Dans la grande école de Ende, la plus grande à des dizaines de champs de mil à la ronde, deux bâtiments de pierre entourent une vaste cour intérieure. Dans cette cour aride et parsemée de quelques petits arbres minces, des groupes d'enfants jouent et rient en attendant leur tour. Un joyeux désordre règne sous les fenêtres des salles, et le maître renvoie un par un les élèves retardataires pour une séance d'arrosage des arbres, punition transformée en jeu la plupart du temps. Le nombre des élèves étant très important, ils sont séparés en deux groupes qui se succèdent chaque demi-journée.
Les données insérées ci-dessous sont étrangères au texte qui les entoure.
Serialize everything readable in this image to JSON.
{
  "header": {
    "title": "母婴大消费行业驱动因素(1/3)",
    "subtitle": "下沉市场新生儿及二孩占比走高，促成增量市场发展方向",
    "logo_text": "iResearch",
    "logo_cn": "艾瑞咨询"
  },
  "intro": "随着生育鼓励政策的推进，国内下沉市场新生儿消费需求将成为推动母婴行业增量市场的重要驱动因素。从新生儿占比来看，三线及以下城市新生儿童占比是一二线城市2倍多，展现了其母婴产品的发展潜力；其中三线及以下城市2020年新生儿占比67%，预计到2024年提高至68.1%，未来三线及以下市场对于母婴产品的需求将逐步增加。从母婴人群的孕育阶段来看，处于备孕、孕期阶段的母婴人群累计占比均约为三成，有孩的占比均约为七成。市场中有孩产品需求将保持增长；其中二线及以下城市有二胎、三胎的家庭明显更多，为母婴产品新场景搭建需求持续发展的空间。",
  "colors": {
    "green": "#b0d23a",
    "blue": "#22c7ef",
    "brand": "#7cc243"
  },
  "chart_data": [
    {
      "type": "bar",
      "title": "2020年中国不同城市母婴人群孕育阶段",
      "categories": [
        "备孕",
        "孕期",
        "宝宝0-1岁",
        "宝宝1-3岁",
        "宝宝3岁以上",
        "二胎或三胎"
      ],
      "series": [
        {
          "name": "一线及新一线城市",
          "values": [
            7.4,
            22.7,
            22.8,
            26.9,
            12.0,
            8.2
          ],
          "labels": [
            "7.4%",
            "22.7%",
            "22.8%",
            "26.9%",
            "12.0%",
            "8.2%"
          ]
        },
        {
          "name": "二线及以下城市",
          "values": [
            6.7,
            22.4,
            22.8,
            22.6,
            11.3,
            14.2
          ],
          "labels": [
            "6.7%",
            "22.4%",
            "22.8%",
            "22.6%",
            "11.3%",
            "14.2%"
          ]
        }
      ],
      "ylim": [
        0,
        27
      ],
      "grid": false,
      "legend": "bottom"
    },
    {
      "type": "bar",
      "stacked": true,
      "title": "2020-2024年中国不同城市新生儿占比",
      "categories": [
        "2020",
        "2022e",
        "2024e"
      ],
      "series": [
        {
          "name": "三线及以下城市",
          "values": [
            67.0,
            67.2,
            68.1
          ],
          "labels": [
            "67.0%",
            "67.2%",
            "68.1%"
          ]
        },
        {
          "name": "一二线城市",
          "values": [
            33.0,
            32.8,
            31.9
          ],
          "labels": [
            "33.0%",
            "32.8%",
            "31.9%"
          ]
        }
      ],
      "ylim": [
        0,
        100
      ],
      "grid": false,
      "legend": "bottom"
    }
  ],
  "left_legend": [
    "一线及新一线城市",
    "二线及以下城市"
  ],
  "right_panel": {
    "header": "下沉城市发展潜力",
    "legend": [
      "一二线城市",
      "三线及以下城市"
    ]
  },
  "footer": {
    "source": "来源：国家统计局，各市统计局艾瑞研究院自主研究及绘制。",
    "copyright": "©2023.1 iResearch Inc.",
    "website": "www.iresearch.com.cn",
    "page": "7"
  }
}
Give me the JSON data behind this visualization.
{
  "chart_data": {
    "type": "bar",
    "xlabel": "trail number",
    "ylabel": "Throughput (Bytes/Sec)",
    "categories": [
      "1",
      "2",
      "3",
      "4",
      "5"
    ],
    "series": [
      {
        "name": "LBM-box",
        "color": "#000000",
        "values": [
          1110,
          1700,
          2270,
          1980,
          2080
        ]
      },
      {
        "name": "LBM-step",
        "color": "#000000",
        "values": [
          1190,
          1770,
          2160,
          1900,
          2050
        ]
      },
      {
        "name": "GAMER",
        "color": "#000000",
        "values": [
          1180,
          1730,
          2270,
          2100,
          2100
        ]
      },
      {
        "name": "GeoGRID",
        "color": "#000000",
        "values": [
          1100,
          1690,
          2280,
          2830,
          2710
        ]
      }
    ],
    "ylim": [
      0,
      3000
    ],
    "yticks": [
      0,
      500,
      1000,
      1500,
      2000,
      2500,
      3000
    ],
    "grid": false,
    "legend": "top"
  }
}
Chaque enfant n'a donc qu'une demi journée de cours par jour, ce qui lui permet d'assurer une partie de son travail au champs et le reste en temps de trajet (quelques heures de marche à pieds parfois). Malgré le sérieux et la sévérité du maître d'école, nous constatons que la scolarité en pays Dogon joue plus un rôle de symbole social que de véritable enseignement. Seuls une poignée de jeunes élèves accéderont plus tard, si les revenus de leur parents le leur permettent, à un enseignement de plus grande qualité, dans les villes avoisinantes.

Parce que tout chez les Dogon est rythmé et calculé, nous ne trouvons pas beaucoup de place pour l'évolution des mœurs et des conditions de vie, principale cause de la fuite des jeunes générations vers le confort moderne qu'offre la société de consommation. A deux pas du pays Dogon, des villes plus actuelles telles que Sévaré, Djenné ou Mopti, tentent les jeunes gens à bâtir un avenir plus matériel, plus moderne et en constante évolution.

Espérons que la modernité arrivant petit à petit dans les villages anciens, ne cause pas plus tard l'altération de l'environnement naturel du fait de l'impact de l'organisation de l'espace urbain et rural, ainsi que la perte significative de l'authenticité historique de ce peuple.